Interestingly, there are firms in the market who prefer to hire career changes – I am aware that Shearman are big fans of older applicants who have a couple of years under their belt in other sectors or as paralegals, perhaps because they believe these candidates are more suited to the intense environment of a city law firm.

(17)(4)

Anon

I agree. It’s always appeared to me that MC firms want to lock their trainees in early so they don’t go elsewhere and can be entirely molded by them into the sort of person and lawyer they want them to be. Working and training at other firms gives you a wider range of experience in terms of both work and firm culture and I always got the sense that MC firms like a certain kind of person and certain approach to work. That’s not to say you can’t get a TC at MCs in any other circumstance but that’s always been my impression.

(1)(0)

Anons

Interesting….

In an industry like law with a notoriously high attrition rate it makes perfect sense to recruit as young as possible (see SPARK) because it gives you a few more years before your slaves wake up and realize this isn’t the life they want. Genius actually.

I wonder what the average leave age is for a firm like CC 30-32?

Those two years make a massive difference for return on their investment.

(3)(1)

Anon

If firms don’t want to offer TCs to law students beyond their penultimate year why would they run winter/spring vac schemes which only law students in their final year, as well as non-law students, can apply for?

(0)(0)

Anon

If law firms don’t want to offer TCs to law students beyond their penultimate year, why would they run winter/spring vac schemes which only final year law, as well as non-law, students and graduates can apply to?

(4)(0)

Trainee

I am also CC from a very non standard background having been a scientist before choosing law. It is definitely not the be all and end all. I got accepted and actually felt celebrated for coming from a non traditional background. I am by no means the only one either. Good luck!

(2)(1)

MCT

It’s really just an extension of what MC firms already do. Many of them only allow VS applications from undergrads/grads within 2 years, so the legal world has always been something of a closed shop. This is just taking it rather further. As others have said, at present CC is the only one taking such extreme measures, so relax and apply elsewhere. Students of the future may find it much more difficult, but that is a story for another day

(3)(0)

Hedley Byrne

They don’t.

They reserve a vacation scheme for second year law or third year non-law because these students are more likely to not have substantial work experience. These are also the students that need to be checked for general motivation and office skills.
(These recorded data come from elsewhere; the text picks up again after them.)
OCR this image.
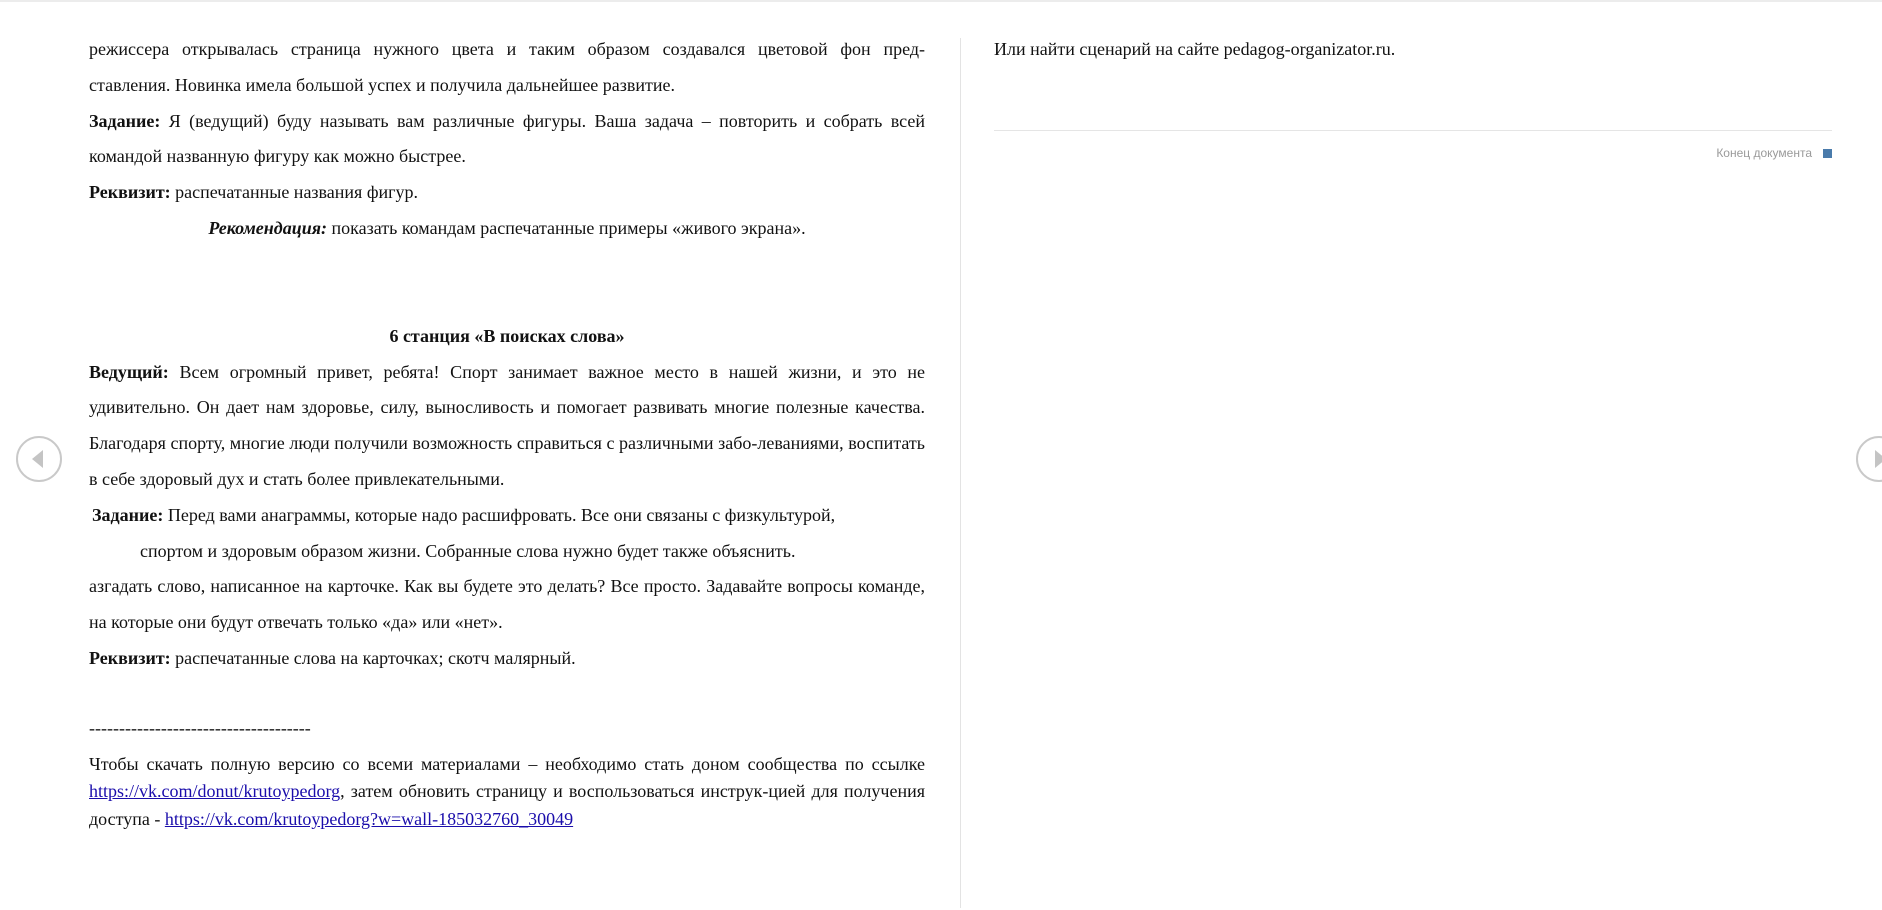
режиссера открывалась страница нужного цвета и таким образом создавался цветовой фон пред-

ставления. Новинка имела большой успех и получила дальнейшее развитие.

Задание: Я (ведущий) буду называть вам различные фигуры. Ваша задача – повторить и собрать всей командой названную фигуру как можно быстрее.

Реквизит: распечатанные названия фигур.

Рекомендация: показать командам распечатанные примеры «живого экрана».

6 станция «В поисках слова»

Ведущий: Всем огромный привет, ребята! Спорт занимает важное место в нашей жизни, и это не удивительно. Он дает нам здоровье, силу, выносливость и помогает развивать многие полезные качества. Благодаря спорту, многие люди получили возможность справиться с различными забо-леваниями, воспитать в себе здоровый дух и стать более привлекательными.

Задание: Перед вами анаграммы, которые надо расшифровать. Все они связаны с физкультурой,

спортом и здоровым образом жизни. Собранные слова нужно будет также объяснить.

азгадать слово, написанное на карточке. Как вы будете это делать? Все просто. Задавайте вопросы команде, на которые они будут отвечать только «да» или «нет».

Реквизит: распечатанные слова на карточках; скотч малярный.

-------------------------------------

Чтобы скачать полную версию со всеми материалами – необходимо стать доном сообщества по ссылке https://vk.com/donut/krutoypedorg, затем обновить страницу и воспользоваться инструк-цией для получения доступа - https://vk.com/krutoypedorg?w=wall-185032760_30049

Или найти сценарий на сайте pedagog-organizator.ru.

Конец документа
This CC nonsense seems to be a one-off motivated by any number of factors (maybe they just want people who still have two years to go before they start training because they don’t have vacancies for 2021 or 2022 because of coronavirus?)

Most law firms I know of will actively look for people with real professional work experience that gives them the relevant tranferrable skills and informed interest in the legal profession. Especially smaller firms.